EVER SEEN A JAPANESE PAINTED BUTTON QUAIL?
I hatched several of these little guys .... super neato and very cool for "bottom " feeders in avairys that have " seed spill".


----------



## DonaTello's-Mom (Apr 18, 2010)

*RE: EVER SEEN A JAP PAINTED BUTTON QUAIL?*

Oh I love baby pictures! Thanks Jeff..

Jeff, what does the 'J**' mean? Just wondering........Lol


----------



## jlyoncc1 (Apr 19, 2010)

*RE: EVER SEEN A JAP PAINTED BUTTON QUAIL?*

We have been thinking about getting some sort of birds for outside. Maybe chickens, which we have had before, but wanted something different. Can they stay out year round in NJ with a "hen" house?


----------



## tortoiseguy65 (Apr 19, 2010)

*RE: EVER SEEN A JAP PAINTED BUTTON QUAIL?*

We used to raise these little guys. They are tons of fun. Hatchlings are about the size of a bumble bee. Very cute and they come in a large variety of color. They can't be raised outside where it gets cold at night. They are so small you would never find them letting them roam outdoors. They need to be treated more like a pet/caged bird and kept warm. We raised the babies in tubs that were kept at 90+ degrees till they feathered out. They do well as vacuum cleaners in flight cages as the pick up the seed that ends up on the floor of the cages. They don't do well at sitting on their own eggs. We incubated all of ours. They generally hatch at about 16 days at 99Degrees F. Their eggs come in a variety of color too. Lots of "crafters" use their eggs for various products too. Their eggs are edible as well and there are several recipes on line including pickled eggs.


----------



## Kristina (Apr 19, 2010)

*RE: EVER SEEN A JAP PAINTED BUTTON QUAIL?*

I used to raise these too, it is the funniest thing ever watching the teeny chicks dart around. They are no bigger than a quarter if you stood it up on edge.

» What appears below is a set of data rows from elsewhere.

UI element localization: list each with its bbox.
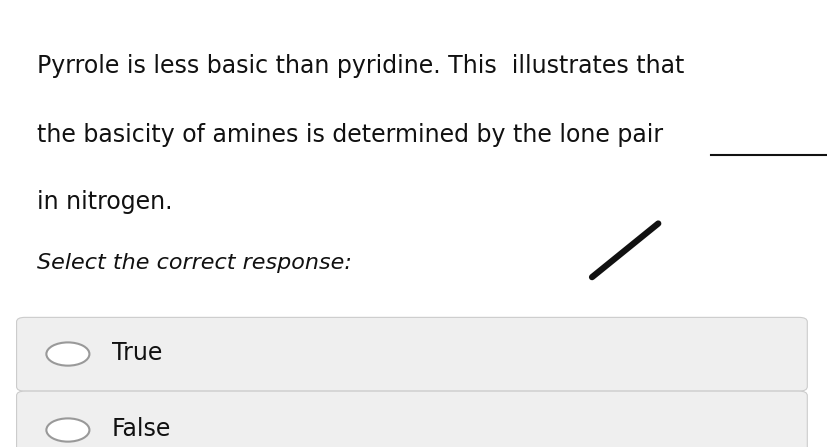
FancyBboxPatch shape [17, 391, 806, 447]
Text: in nitrogen.: in nitrogen. [37, 190, 173, 214]
Circle shape [46, 342, 89, 366]
FancyBboxPatch shape [17, 317, 806, 391]
Text: Select the correct response:: Select the correct response: [37, 253, 351, 273]
Text: True: True [112, 341, 162, 365]
Text: False: False [112, 417, 171, 441]
Circle shape [46, 418, 89, 442]
Text: the basicity of amines is determined by the lone pair: the basicity of amines is determined by … [37, 123, 662, 147]
Text: Pyrrole is less basic than pyridine. This  illustrates that: Pyrrole is less basic than pyridine. Thi… [37, 54, 684, 78]
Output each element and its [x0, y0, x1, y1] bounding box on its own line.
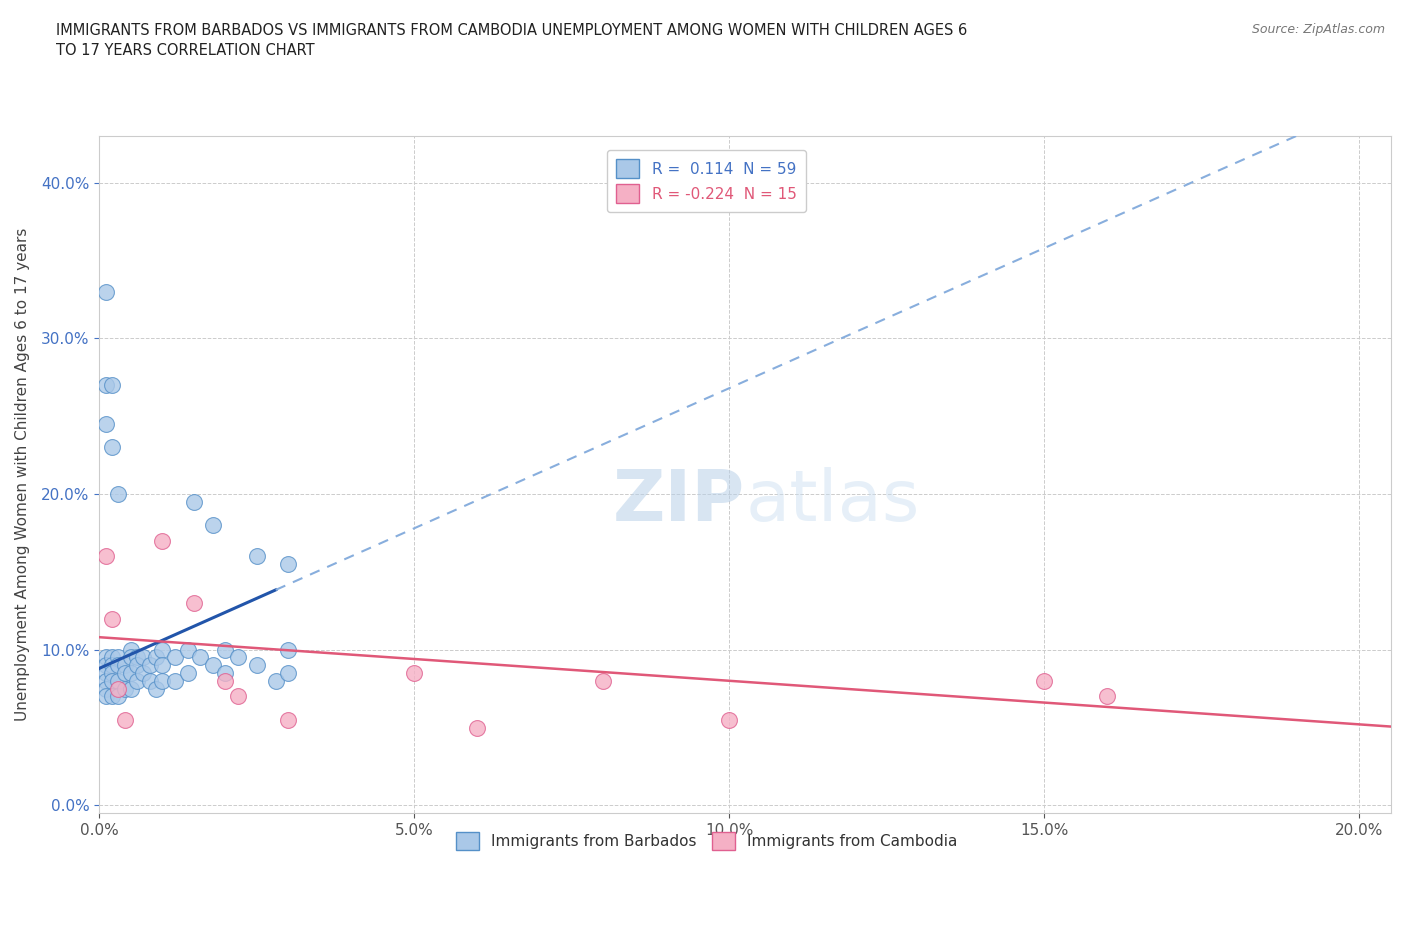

I agree, these are more of an aviary or indoor pet. They are about 3 1/2" long as adults, and they live mainly on the ground. These aren't in the same league as chickens.

If you want something little and hardy and different, I suggest the Serema chicken. They are beautiful and exotic looking, but a bit more hardy than these guys.


----------



## Kymiie (Apr 19, 2010)

So thats a quail then!!

I was watching a UK programme called ''come dine with me''
and 2 people cooked quails eggs for their starters,, nd i was like what a quale..


now i know lol cute babies xx


----------



## terryo (Apr 19, 2010)

One of my son's had to do a science project and he had to make his own incubator and hatch an egg. Chicken, duck, or quail. We got 12 quail eggs, and only one hatched. It was so little and so cute. We had him for a long time and he was the sweetest little thing. He was all brown, and not as pretty as yours.


----------